Мери поражало, как Капитан может мириться с тем, что она принадлежит двоим. Собственная раздвоенность ее тяготила, хотя и не слишком. Она отвечала Джонсу только покорностью. Мери не знала, что к мужьям и вообще-то не ревнуют, а Капитан продолжал находить удовольствие в том, что наставляет рога этому богатому простофиле, этому лощеному джентльмену, потомку раздувшихся от спеси недоносков, чьи мерзкие рожи не гнушались писать Рейнольдс и Гейнсборо.
Оставалась надежда, что Джонс все узнает и сам прогонит ее, тогда Капитану волей-неволей придется открыть перед ней дверь. Неведение Джонса поражало. Они же ничуть не скрывались. Всюду появлялись вместе: в барах, дешевых ресторанах, кафе, в дансингах, на боксе (Капитан любил этот мужественный вид спорта и в молодости не без успеха подвизался на ринге в весе блохи), на выставках, в музеях. Конечно, люди одного с Джонсом круга чуждались тех народных развлечений, до которых охочи были Мери и Капитан, а появление ее на вернисаже или в музее с художником, чьи картины приобретает муж, казалось естественным. И все же… Сын знал, прислуга знала — и Мери усомнилась в неведении Джонса. Это было похоже на него: знать и молчать.

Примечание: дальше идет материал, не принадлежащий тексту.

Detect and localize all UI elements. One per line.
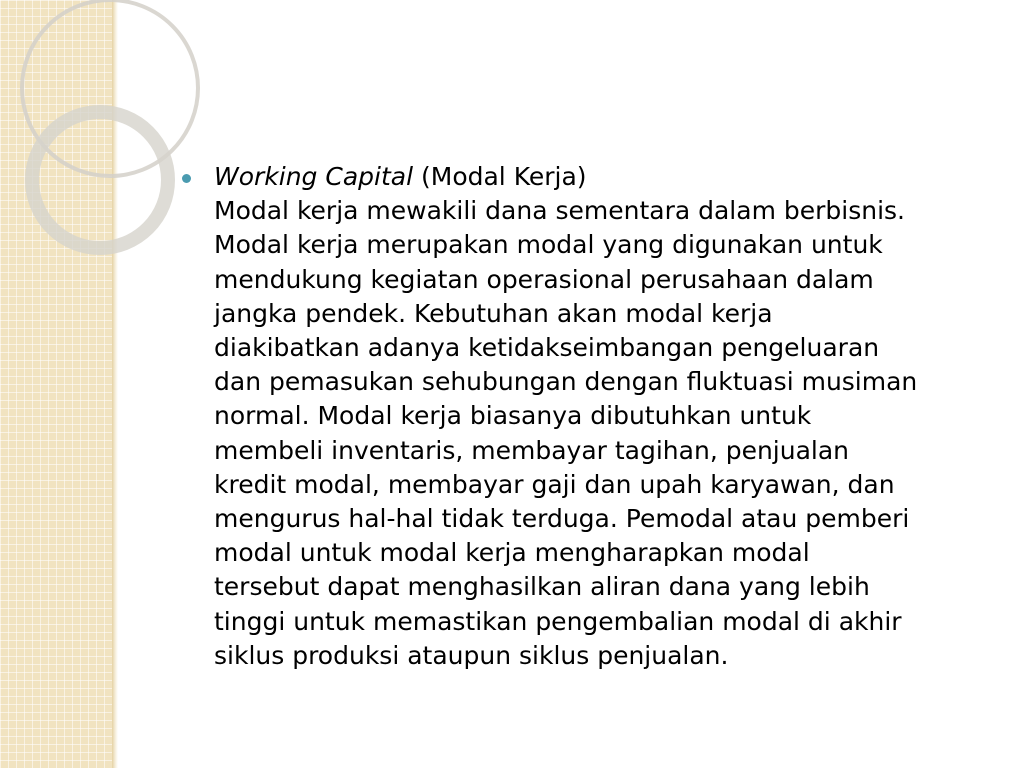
paragraph-line: membeli inventaris, membayar tagihan, penjualan [214,435,850,465]
paragraph-line: diakibatkan adanya ketidakseimbangan pengeluaran [214,333,880,363]
paragraph-line: modal untuk modal kerja mengharapkan modal [214,538,810,568]
slide-content [180,160,1000,673]
paragraph-line: tersebut dapat menghasilkan aliran dana yang lebih [214,572,870,602]
bullet-heading [214,162,587,191]
paragraph-line: jangka pendek. Kebutuhan akan modal kerja [214,298,773,328]
decorative-rings [0,0,200,260]
decorative-ring-large [22,0,198,176]
body-paragraph [214,194,1004,673]
paragraph-line: normal. Modal kerja biasanya dibutuhkan untuk [214,401,812,431]
bullet-icon [182,174,191,183]
decorative-ring-small [32,112,168,248]
term-plain: (Modal Kerja) [421,162,587,191]
term-italic: Working Capital [214,162,414,191]
paragraph-line: Modal kerja mewakili dana sementara dalam berbisnis. [214,196,906,226]
paragraph-line: Modal kerja merupakan modal yang digunakan untuk [214,230,883,260]
paragraph-line: kredit modal, membayar gaji dan upah karyawan, dan [214,469,895,499]
paragraph-line: dan pemasukan sehubungan dengan fluktuasi musiman [214,367,918,397]
paragraph-line: tinggi untuk memastikan pengembalian modal di akhir [214,606,902,636]
bullet-item [180,160,1000,194]
paragraph-line: mendukung kegiatan operasional perusahaan dalam [214,264,874,294]
paragraph-line: siklus produksi ataupun siklus penjualan. [214,640,729,670]
paragraph-line: mengurus hal-hal tidak terduga. Pemodal atau pemberi [214,504,910,534]
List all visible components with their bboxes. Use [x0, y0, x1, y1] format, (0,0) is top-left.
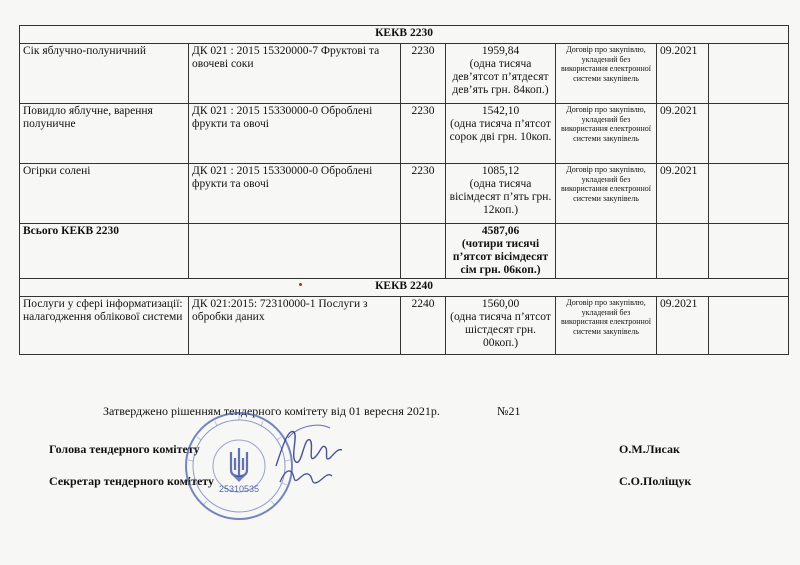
amount-cell — [446, 297, 556, 355]
secretary-label: Секретар тендерного комітету — [49, 474, 215, 488]
procedure-type: Договір про закупівлю, укладений без використання електронної системи закупівель — [556, 297, 657, 355]
amount-cell — [446, 44, 556, 104]
amount-value: 1542,10 — [481, 105, 520, 117]
procedure-type: Договір про закупівлю, укладений без використання електронної системи закупівель — [556, 164, 657, 224]
empty-cell — [709, 164, 789, 224]
kekv-code: 2230 — [401, 164, 446, 224]
amount-words: (одна тисяча вісімдесят п’ять грн. 12коп.) — [449, 178, 552, 216]
procedure-type: Договір про закупівлю, укладений без використання електронної системи закупівель — [556, 44, 657, 104]
total-amount-value: 4587,06 — [481, 225, 520, 237]
approval-text: Затверджено рішенням тендерного комітету від 01 вересня 2021р. — [103, 404, 440, 418]
approval-number: №21 — [497, 404, 521, 418]
amount-cell — [446, 104, 556, 164]
empty-cell — [401, 224, 446, 279]
table-row — [20, 104, 789, 164]
chair-label: Голова тендерного комітету — [49, 442, 200, 456]
item-name: Сік яблучно-полуничний — [20, 44, 189, 104]
purchase-date: 09.2021 — [657, 104, 709, 164]
item-name: Послуги у сфері інформатизації: налагодження облікової системи — [20, 297, 189, 355]
red-dot-mark — [299, 283, 302, 286]
empty-cell — [709, 224, 789, 279]
purchase-date: 09.2021 — [657, 164, 709, 224]
amount-words: (одна тисяча п’ятсот сорок дві грн. 10коп. — [449, 118, 552, 143]
empty-cell — [189, 224, 401, 279]
amount-words: (одна тисяча п’ятсот шістдесят грн. 00коп.) — [450, 311, 551, 349]
kekv-code: 2230 — [401, 104, 446, 164]
section-header-2230: КЕКВ 2230 — [20, 26, 789, 44]
empty-cell — [709, 104, 789, 164]
secretary-signature — [276, 462, 336, 492]
cpv-code: ДК 021 : 2015 15330000-0 Оброблені фрукти та овочі — [189, 104, 401, 164]
item-name: Повидло яблучне, варення полуничне — [20, 104, 189, 164]
item-name: Огірки солені — [20, 164, 189, 224]
table-row — [20, 44, 789, 104]
cpv-code: ДК 021 : 2015 15320000-7 Фруктові та овочеві соки — [189, 44, 401, 104]
procurement-table — [19, 25, 789, 355]
empty-cell — [709, 297, 789, 355]
empty-cell — [709, 44, 789, 104]
total-amount-cell — [446, 224, 556, 279]
kekv-code: 2240 — [401, 297, 446, 355]
empty-cell — [556, 224, 657, 279]
cpv-code: ДК 021:2015: 72310000-1 Послуги з обробки даних — [189, 297, 401, 355]
total-label: Всього КЕКВ 2230 — [20, 224, 189, 279]
table-row — [20, 297, 789, 355]
procedure-type: Договір про закупівлю, укладений без використання електронної системи закупівель — [556, 104, 657, 164]
stamp-code: 25310535 — [218, 484, 260, 494]
table-row — [20, 164, 789, 224]
secretary-name: С.О.Поліщук — [619, 474, 692, 488]
total-row — [20, 224, 789, 279]
purchase-date: 09.2021 — [657, 44, 709, 104]
amount-words: (одна тисяча дев’ятсот п’ятдесят дев’ять грн. 84коп.) — [452, 58, 549, 96]
amount-cell — [446, 164, 556, 224]
amount-value: 1560,00 — [481, 298, 520, 310]
amount-value: 1959,84 — [481, 45, 520, 57]
empty-cell — [657, 224, 709, 279]
total-amount-words: (чотири тисячі п’ятсот вісімдесят сім грн. 06коп.) — [452, 238, 549, 276]
amount-value: 1085,12 — [481, 165, 520, 177]
bleed-through-text — [300, 8, 303, 20]
kekv-code: 2230 — [401, 44, 446, 104]
purchase-date: 09.2021 — [657, 297, 709, 355]
section-header-2240: КЕКВ 2240 — [20, 279, 789, 297]
chair-name: О.М.Лисак — [619, 442, 680, 456]
cpv-code: ДК 021 : 2015 15330000-0 Оброблені фрукти та овочі — [189, 164, 401, 224]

Неизвестность, зловещая немота Джонса, ложь, проникавшая в каждое слово, жест, улыбку, ледяное отчуждение сына доконали Мери, и она, не думая о последствиях, однажды открылась мужу.
Сделав свое признание. Мери так и не поняла, явилось ли оно неожиданностью для Джонса или подтверждением давно мучивших его подозрений. Вид у него был до того растерянный, ошеломленный и беспомощный, что Мери почудилось: игра! Но тогда он был гениальным актером. Во что не слишком верилось. Самое же непонятное: он молчал и словно ждал продолжения. Мери задумалась. Конечно, она не сказала главного: я ухожу от тебя. Но этого она и не могла сказать, ей некуда было идти. Если в нем есть хоть капля гордости, самолюбия, он должен выгнать ее вон. Это будет жест милосердия, тогда все само собой образуется. Или не образуется. Но это уже не его забота. От него требуется короткий и естественный мужской жест.
Джонс молчал. Лицо его стало спокойным, благожелательно серьезным, разве что немного поглупевшим.
— Ну скажи хоть что-нибудь, — попросила Мери.
Голос прозвучал издалека, словно из пустыни:
— Видишь, как жестоки белые люди. Их губы тонки, носы заострены, на их лицах складки и морщины, в глазах острое ищущее выражение. Белые всегда чего-то хотят, всегда ищут. Они беспокойны и нетерпеливы. Они никогда не довольствуются своим, им нужно чужое. Я — индеец, а ты предпочла белого.
— Ты кого-то цитировал? — неуверенно спросила Мери, которой в первые мгновения показалось, что Джонс сошел с ума.
— Карла Юнга. Весьма приблизительно. Это из его путешествий.
— Даже в такую минуту у тебя нет собственных слов. Наверное, из-за этого все и произошло.
— Важно то, что за словами, — сказал Джонс. — Тонкие губы, острый нос, складки и морщины. Голодный ищущий взгляд. Разве не точный портрет? Конечно, он должен был найти, хотя сам толком не знал, что ищет.
Выложив ему правду, Мери совсем обессилела. Его околичности падали в пустоту. Люди были слишком сложны для прямолинейной Мери. Они набиты сентенциями, цитатами, парадоксами, чужими мнениями, дурными страстями, изворотливыми пороками, непрозрачными добродетелями и непоколебимой внутренней правотой. Наверное, Джонс лучший в мире человек, но и в нем она ничего не понимает. Зачем он витийствует, вместо того чтобы прямо объявить свое решение? Она на все согласна. Лишь одно страшило: а что же с сыном?.. Она сознавала, что лишилась прав на сына, — Джонс ни при чем, мальчик сам от нее отказался. Но тут уж ничего не поделаешь, надо было раньше думать. Остается одно: верить, что, повзрослев, он простит или хотя бы поймет грешную мать. Скорее бы все кончилось. Но Джонс не спешил подвести черту, он только страдал, теперь уже молча, не стало даже чужих слов. Что-то сломалось и в Мери, она забыла о своей цели и смертельно зажалела Джонса. Все в нем взывало к жалости: модный твидовый пиджак и старомодное благородство, стрелка брюк, крахмальные манжеты, мягкие замшевые мокасины (бедный лондонский индеец!), вся его безупречность, которая ни от чего не защищает, его растоптанная радость возвращения в родной дом, представлявшийся ему крепостью.